Find the dynamic unit type character by detecting the unit level label or comment;

Finding each element type character copied in the tag and a character representing the content of the element by detecting the unit element level tag or comment;

The dynamic processing unit is converted and translated by calling a corresponding processing function. Method, the method includes: ', '

The translator directly maps elements of the static unit in the source document to elements of the target webpage according to an intrinsic mapping relationship between the static element in the source document and the target webpage file element;

The method also includes the following steps:

Selecting a dynamic unit to be converted from the source document;

For a dynamic unit that needs to perform unit element level processing, the unit element level label is added by using the option board, thereby establishing a mapping relationship between the element of the dynamic unit and the corresponding target webpage file element, wherein the dynamic level unit is added with an element level label. The method includes: adding a label field before or after the dynamic unit field, and copying the selected element in the dynamic unit in the label field; mobilizing a corresponding conversion function matching each mode, and each of the dynamic unit The element is converted to the corresponding landing page file element.

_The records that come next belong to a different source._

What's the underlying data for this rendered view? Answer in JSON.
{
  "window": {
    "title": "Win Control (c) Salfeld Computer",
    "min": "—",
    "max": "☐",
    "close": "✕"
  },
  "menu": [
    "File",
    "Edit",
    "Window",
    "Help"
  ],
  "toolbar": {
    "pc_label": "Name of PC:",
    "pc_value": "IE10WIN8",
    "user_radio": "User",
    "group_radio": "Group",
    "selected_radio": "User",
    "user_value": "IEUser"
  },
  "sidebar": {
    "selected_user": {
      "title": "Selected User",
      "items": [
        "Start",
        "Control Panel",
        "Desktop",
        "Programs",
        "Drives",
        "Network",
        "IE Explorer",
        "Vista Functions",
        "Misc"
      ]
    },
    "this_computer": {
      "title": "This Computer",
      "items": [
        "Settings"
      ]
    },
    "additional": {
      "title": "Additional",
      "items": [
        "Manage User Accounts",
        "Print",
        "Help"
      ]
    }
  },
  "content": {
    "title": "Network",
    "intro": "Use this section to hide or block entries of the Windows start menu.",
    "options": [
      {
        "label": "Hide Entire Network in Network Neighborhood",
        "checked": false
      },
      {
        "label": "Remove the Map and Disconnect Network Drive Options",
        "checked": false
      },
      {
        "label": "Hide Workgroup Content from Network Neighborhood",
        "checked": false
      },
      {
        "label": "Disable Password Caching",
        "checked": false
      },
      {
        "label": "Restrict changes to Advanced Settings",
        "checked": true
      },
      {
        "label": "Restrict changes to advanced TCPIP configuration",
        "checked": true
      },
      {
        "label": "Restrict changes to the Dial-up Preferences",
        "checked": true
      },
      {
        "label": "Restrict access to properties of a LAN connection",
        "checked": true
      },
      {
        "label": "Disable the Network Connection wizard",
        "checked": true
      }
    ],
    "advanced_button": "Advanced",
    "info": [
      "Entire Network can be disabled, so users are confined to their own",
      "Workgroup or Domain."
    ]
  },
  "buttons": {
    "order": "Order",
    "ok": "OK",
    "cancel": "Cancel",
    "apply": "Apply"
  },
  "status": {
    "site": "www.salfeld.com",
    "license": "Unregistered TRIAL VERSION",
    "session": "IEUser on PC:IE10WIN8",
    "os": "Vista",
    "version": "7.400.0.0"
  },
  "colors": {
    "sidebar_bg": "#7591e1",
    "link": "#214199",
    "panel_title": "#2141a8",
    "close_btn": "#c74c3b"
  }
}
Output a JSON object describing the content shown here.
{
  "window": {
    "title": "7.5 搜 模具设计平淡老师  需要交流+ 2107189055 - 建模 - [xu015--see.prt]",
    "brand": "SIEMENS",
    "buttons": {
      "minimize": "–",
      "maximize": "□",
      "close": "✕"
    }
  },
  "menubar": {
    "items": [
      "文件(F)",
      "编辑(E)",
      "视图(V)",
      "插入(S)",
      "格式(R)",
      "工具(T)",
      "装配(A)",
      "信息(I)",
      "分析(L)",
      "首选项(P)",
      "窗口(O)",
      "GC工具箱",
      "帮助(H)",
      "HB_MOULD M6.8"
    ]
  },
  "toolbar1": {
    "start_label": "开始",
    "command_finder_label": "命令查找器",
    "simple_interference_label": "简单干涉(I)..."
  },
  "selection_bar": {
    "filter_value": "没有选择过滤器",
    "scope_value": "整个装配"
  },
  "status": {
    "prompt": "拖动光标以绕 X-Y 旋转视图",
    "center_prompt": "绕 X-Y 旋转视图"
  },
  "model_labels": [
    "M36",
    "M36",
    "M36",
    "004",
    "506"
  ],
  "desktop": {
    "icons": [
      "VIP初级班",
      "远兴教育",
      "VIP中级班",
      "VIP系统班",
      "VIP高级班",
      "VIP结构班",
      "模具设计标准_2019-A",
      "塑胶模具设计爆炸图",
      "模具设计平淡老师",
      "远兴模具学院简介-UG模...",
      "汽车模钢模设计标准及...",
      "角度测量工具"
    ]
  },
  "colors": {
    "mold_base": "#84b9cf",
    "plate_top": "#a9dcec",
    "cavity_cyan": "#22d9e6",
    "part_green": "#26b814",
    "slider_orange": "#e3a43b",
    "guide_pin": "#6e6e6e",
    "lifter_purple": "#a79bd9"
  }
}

10. The method according to claim 9, wherein the converting the elements of the dynamic unit into the corresponding target webpage file elements comprises: the translator checking the unit level label and the unit element level label of the dynamic unit by calling a pattern matching function To find the corresponding conversion function, and then use the corresponding conversion function found to convert the elements of the dynamic unit into the corresponding target web file elements. 11. A method for establishing a full mapping of an interactive source document element and a target webpage file element of a cell nested structure, comprising the steps of:

Selecting a dynamic unit to be mapped from the source document file;

The method according to claim 11, wherein said establishing determines that the correspondence is implemented by writing a static unit element or a dynamic unit element as an original image in a mapping table.

13. The method according to claims 11, 12, wherein the source document is a Mathematica notebook document; the target webpage file is a webMathematica file.